Speaking to Saturday PUNCH, a Warri, Delta State-based political analyst, Mrs. Jumoke Olosunde-Okeoghene, said if Buhari had taken it “slowly” with the late Yar’Adua when he was sick, probably Nigerians would have taken it slowly with him also.
 
She said, “There is a Bible passage that says with the same measure that you judge people so shall you be judged. What is happening to our president is unfortunate, but remember, he sowed the seed.
 
“In 2009 and 2010 when Yar’Adua was sick, he [Buhari] attacked the then-president; he told Yar’Adua to resign and even called for his impeachment because of the man’s illness.
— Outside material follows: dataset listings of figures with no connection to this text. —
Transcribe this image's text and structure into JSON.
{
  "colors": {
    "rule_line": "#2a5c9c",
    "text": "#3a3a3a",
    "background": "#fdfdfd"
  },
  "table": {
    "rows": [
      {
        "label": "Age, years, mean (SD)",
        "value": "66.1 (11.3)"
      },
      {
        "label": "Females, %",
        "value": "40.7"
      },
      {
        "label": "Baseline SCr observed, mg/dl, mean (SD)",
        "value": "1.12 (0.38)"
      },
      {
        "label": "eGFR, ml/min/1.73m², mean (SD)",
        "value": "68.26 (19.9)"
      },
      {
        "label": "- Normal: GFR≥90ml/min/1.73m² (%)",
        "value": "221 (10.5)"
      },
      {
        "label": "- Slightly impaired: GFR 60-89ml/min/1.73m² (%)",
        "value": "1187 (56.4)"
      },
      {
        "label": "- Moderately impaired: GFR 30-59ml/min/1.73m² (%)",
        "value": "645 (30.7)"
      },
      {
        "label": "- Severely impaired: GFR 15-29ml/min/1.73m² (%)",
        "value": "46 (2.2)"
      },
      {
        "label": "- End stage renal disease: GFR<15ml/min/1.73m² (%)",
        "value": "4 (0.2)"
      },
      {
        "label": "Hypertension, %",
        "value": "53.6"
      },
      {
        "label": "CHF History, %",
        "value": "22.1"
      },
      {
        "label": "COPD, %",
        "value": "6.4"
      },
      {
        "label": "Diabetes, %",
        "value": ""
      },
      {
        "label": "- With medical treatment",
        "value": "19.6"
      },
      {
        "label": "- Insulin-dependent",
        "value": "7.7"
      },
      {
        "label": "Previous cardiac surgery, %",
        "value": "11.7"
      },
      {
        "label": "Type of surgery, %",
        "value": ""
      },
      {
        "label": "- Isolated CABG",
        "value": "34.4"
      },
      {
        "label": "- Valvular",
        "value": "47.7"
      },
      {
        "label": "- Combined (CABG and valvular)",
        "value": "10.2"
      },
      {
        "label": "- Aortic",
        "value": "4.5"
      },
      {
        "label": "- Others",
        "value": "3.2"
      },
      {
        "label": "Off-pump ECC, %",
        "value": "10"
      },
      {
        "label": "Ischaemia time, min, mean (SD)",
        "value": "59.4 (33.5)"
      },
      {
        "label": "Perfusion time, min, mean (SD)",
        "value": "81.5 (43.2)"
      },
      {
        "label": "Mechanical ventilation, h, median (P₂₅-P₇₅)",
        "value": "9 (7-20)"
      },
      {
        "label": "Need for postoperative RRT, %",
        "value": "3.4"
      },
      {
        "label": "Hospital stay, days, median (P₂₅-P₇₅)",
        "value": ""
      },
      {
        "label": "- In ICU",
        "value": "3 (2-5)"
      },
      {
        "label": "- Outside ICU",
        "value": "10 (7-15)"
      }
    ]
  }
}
I think he is reaping exactly the same thing now.
 
“Perhaps if he had weighed his words and actions carefully then, Nigerians would have taken it gently with him, too. That’s one lesson about life: You might never know when your words and actions would also haunt you.”
 
An Abuja lawyer and political analyst, Mr. Musa Usman, said since Buhari called for Yar’Adua’s resignation in 2010, he too should also resign because of his health.
 
Saying that the President had spent a “major” part of his presidency on the sick bed, he should also resign “honourably” as he could no longer perform his job effectively.
 
He said, “Here is a man who threw us into economic recession because of his archaic economic policies. Now, he is not here to fix things and take responsibility for his actions.
 
“The Acting President, Yemi Osinbajo, would have been performing well, but everyone knows he is being slowed down by a presidency cabal. Why should a president be taking 180 million people hostage? Let him resign and go and rest so that the country can move forward. No individual is bigger than the country, he himself should know that.”
 
Similarly, a Lagos-based lawyer and activist, Mr. Sumbo Alabi, opined that criticisms of and calls for the resignation of President Buhari might not have been made if he had not made similar comments on Yar’Adua.
 
He said, “My belief is that a man sows what he reaps. Buhari sowed what he’s reaping today. He called the shots and today shots are being fired at him. But sincerely, Buhari ought to have resigned, particularly because of his health.
 
“He should be able to call the bluff of those who want him to stay in power whether he is dead or alive. Perhaps he might be thinking about how he’s going to fulfil his dreams for Nigeria, he can pass on the dreams and vision to Osinbajo, whom I believe can get the job done very well.”